SPSS Predictive Analytics Blog

SPSS had a blog on the old developerworks site, but they’ve given it a bit of a reboot recently. I’ve volunteered to have my old SPSS posts uploaded to the site, and this is what I said I wanted back in 2012; a blogging community related to SPSS. So when blogging about SPSS related topics I will be cross-posting the posts both here and predictive analytics blog. Hopefully the folks at IBM can get more individuals to participate in writing posts.

2014 Blog stats, and why Blogging >> Articles

The readership of the blog has continued to grow. Here are the total site views per month since the beginning in December 2011.

At this point we can start to see some seasonal patterns. I take a big hit in December and January, and increases when school is in session. I get quite a bit of my traffic from SPSS searches, so I presume much of the traffic are students using SPSS.

I do not worry too much about posting regularly, but I like to take some time if I have not published anything in around 2 weeks. I just enjoy taking a break from a specific work projects, and often I blog about something I have dealt with multiple times (or answered peoples questions multiple times) so I like making a blog post for my own and others reference.

Now, one of the more popular posts I have written is Odds Ratios NEED To Be Graphed On Log Scales. This I published in October 2013, recieved around 100 referrals from twitter the day I published it, and since has averaged about 5-10 views per day (it has accumulated a total of near 3,000 total). It is one of the first sites returned for odds ratio graph from a google search.

Certainly not a number of views to write home to my mother about, but I believe it is better outreach of my opinion than a journal article (not that I would be able to publish such a limited point in a journal article anyway). Take for instance Rothman et al.’s 2011 article, Should Graphs of Risk or Rate Ratios be Plotted on a Log Scale? in the American Journal of Epidemiology that has a differing opinion of mine. I can not find any readership stats for AJE, but I highly doubt that article has been viewed by 3,000 people, and according to google scholar it only has 2 citations currently. One is the response by the editor to the article, and the other is likely in error as it was published before the Rothman article. Site views are superficial as well, but I would place a wager my blog post has reached more readers than the Rothman article. 3,000 is way higher than views or downloads for my papers on SSRN, and even the most viewed articles since 2011 on the Cartography and GIS website have not accumulated 3,000 downloads at this point. (My Viz JTC paper has just over 100 downloads so far after being up for close to a year at this point.) AJE articles very likely have a larger readership than CaGIS – but I have no idea how much larger. I would guess the American Statistician has a more comparable (likely larger?) membership via the ASA, and articles from the first issue of 2014 have accumulated mostly between 200 and 1500 downloads currently (the last issue of 2013 is quite a bit lower). I suspect a download is a bit more of an investment than a page view of my blog (so both are over-estimates of those actually reading the article, but page views are likely a larger over-estimate). But in most cases I get so many more views on the blog compared to that I would an article outreach on the blog is clearly the winner. The audience is different as well, not necessarily better or worse, just different.
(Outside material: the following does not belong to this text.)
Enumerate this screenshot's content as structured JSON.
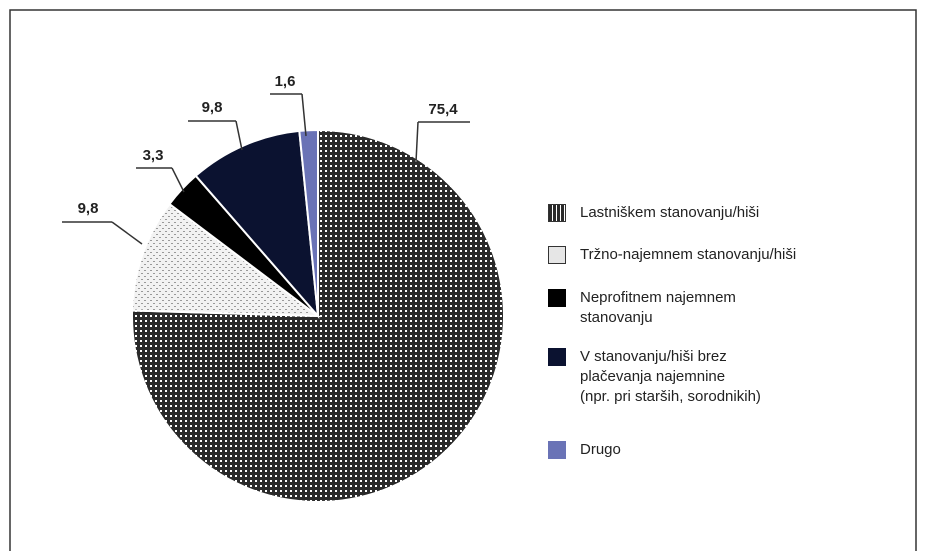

I don’t take my work as venerable as Ken Rothman’s (obviously he is a well respected and influential epidemiologist or methodologist more generally for his books), but I disagree with his reasoning for using linear scales in some circumstances in the referenced article. My general response to the Rothman example is that if you want to show absolute risk differences then show them. Plotting the ratios on an arithmentic scale is misleading, and while close for his example is still not as accurate as just plotting the risk differences. In Rothman et al.’s example plotting the odds ratios would result in an overestimate of the absolute risk differences by over 10%! (The absolute risk difference is 90 - 1 = 89, whereas the linear difference between the odds is 10 - .01 = 9.99. The former mapped onto a scale from 0 to 10 would result in a length of 8.9, so an over estimate of (9.99 - 8.9)/8.9 ~ 12%.)

I don’t take blogging as a replacement for academic work, more like an open nerd journal. I’m pretty sure this venue has quite a bit more readership than my journal articles ever will though.

 

Musings on Comments

I recently posted a comment policy. I do not get that many comments now, but I did delete a comment recently asking for help on a code sample, so figured it would be worth elaborating on.
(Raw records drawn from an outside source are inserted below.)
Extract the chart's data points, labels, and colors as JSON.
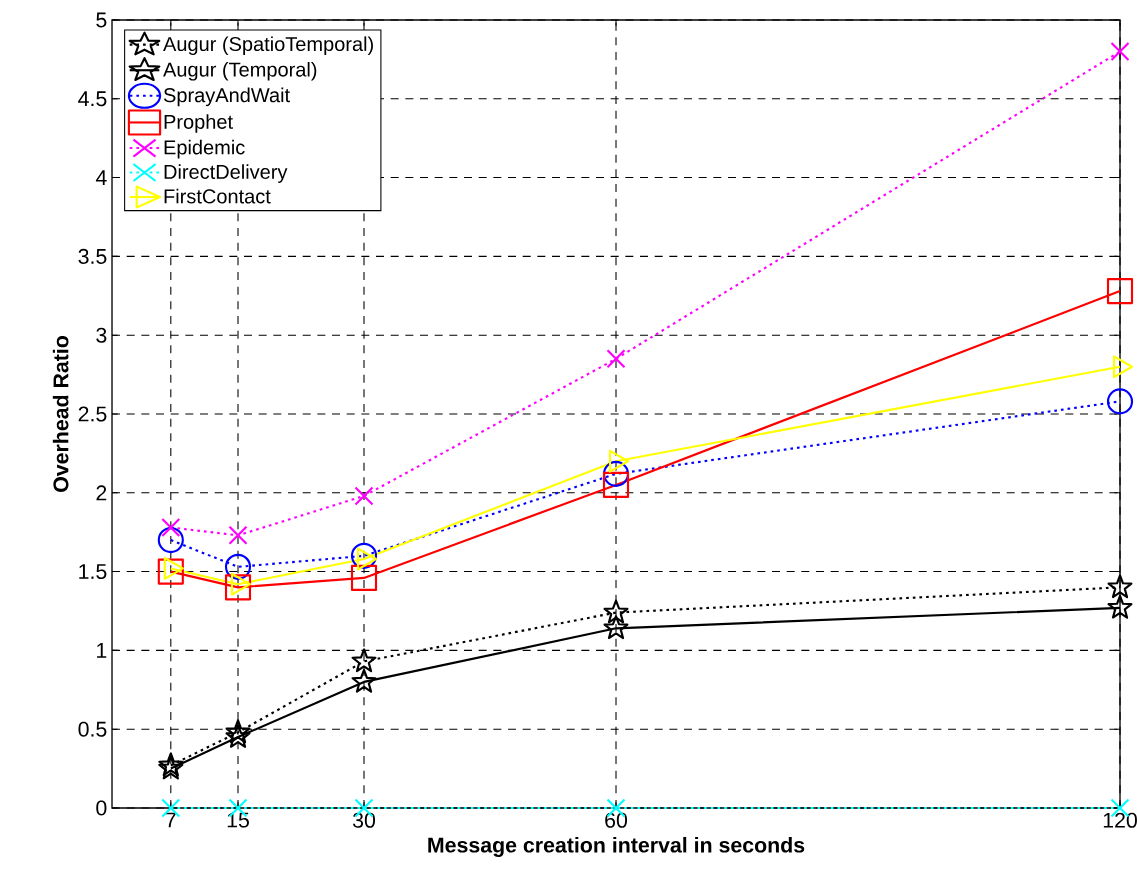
{
  "chart_data": {
    "type": "line",
    "xlabel": "Message creation interval in seconds",
    "ylabel": "Overhead Ratio",
    "x": [
      7,
      15,
      30,
      60,
      120
    ],
    "series": [
      {
        "name": "Augur (SpatioTemporal)",
        "color": "#000000",
        "marker": "star",
        "line_style": "dotted",
        "values": [
          0.27,
          0.48,
          0.93,
          1.24,
          1.4
        ]
      },
      {
        "name": "Augur (Temporal)",
        "color": "#000000",
        "marker": "star",
        "line_style": "solid",
        "values": [
          0.25,
          0.45,
          0.8,
          1.14,
          1.27
        ]
      },
      {
        "name": "SprayAndWait",
        "color": "#0000ff",
        "marker": "circle",
        "line_style": "dotted",
        "values": [
          1.7,
          1.53,
          1.6,
          2.12,
          2.58
        ]
      },
      {
        "name": "Prophet",
        "color": "#ff0000",
        "marker": "square",
        "line_style": "solid",
        "values": [
          1.5,
          1.4,
          1.46,
          2.05,
          3.28
        ]
      },
      {
        "name": "Epidemic",
        "color": "#ff00ff",
        "marker": "cross",
        "line_style": "dotted",
        "values": [
          1.78,
          1.73,
          1.98,
          2.85,
          4.8
        ]
      },
      {
        "name": "DirectDelivery",
        "color": "#00ffff",
        "marker": "cross",
        "line_style": "dotted",
        "values": [
          0,
          0,
          0,
          0,
          0
        ]
      },
      {
        "name": "FirstContact",
        "color": "#ffff00",
        "marker": "triangle",
        "line_style": "solid",
        "values": [
          1.52,
          1.42,
          1.58,
          2.2,
          2.8
        ]
      }
    ],
    "xlim": [
      0,
      120
    ],
    "xticks": [
      7,
      15,
      30,
      60,
      120
    ],
    "ylim": [
      0,
      5
    ],
    "yticks": [
      0,
      0.5,
      1,
      1.5,
      2,
      2.5,
      3,
      3.5,
      4,
      4.5,
      5
    ],
    "grid": true,
    "legend": "top left"
  }
}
Comments are great, and I hope to get more, but with my participation on the stack exchange sites (and commenting on other blogs) I definitely see the need to take active moderation. This is not a big deal for the site so far (I rarely post anything controversial) but is really necessary for any blog generating a lot of comments.
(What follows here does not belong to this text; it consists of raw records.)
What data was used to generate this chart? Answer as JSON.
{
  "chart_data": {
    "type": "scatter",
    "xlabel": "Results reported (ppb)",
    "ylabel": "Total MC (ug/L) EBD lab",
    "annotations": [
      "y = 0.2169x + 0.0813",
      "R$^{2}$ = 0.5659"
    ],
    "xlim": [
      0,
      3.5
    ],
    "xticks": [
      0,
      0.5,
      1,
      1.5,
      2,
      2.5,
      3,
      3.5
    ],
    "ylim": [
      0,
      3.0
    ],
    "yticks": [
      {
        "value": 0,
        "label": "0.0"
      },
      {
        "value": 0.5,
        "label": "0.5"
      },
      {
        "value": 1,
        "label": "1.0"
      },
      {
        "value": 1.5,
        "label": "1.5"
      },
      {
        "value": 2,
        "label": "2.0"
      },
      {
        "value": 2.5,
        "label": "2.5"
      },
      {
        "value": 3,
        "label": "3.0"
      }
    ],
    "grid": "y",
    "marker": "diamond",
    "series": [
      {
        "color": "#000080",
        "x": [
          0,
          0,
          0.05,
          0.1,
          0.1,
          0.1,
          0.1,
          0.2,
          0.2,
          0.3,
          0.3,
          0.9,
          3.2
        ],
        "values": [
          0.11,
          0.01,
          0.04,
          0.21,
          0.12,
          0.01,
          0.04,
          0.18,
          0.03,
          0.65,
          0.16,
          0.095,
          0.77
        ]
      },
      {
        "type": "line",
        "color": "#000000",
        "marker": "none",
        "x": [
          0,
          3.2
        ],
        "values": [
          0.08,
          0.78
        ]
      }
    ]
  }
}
My position is not quite extreme as Ed Tufte, e.g. I don’t plan on deleting a comment if I don’t like the content enough, but I will definitely delete off-topic comments and anything I find offensive. My position is more in line with Jeff Atwood’s thoughts, who discusses the topic quite a bit on his coding horror blog (see here for one example).

Basically the comments take curation, just like any site or wiki. Comments without moderation in any substantive amount (e.g. YouTube, many news articles) are simply not worth reading. The same moderation is what makes the stack exchange sites so much better than email list-serves, and the lack of moderation is what makes some MOOC forums so chaotic.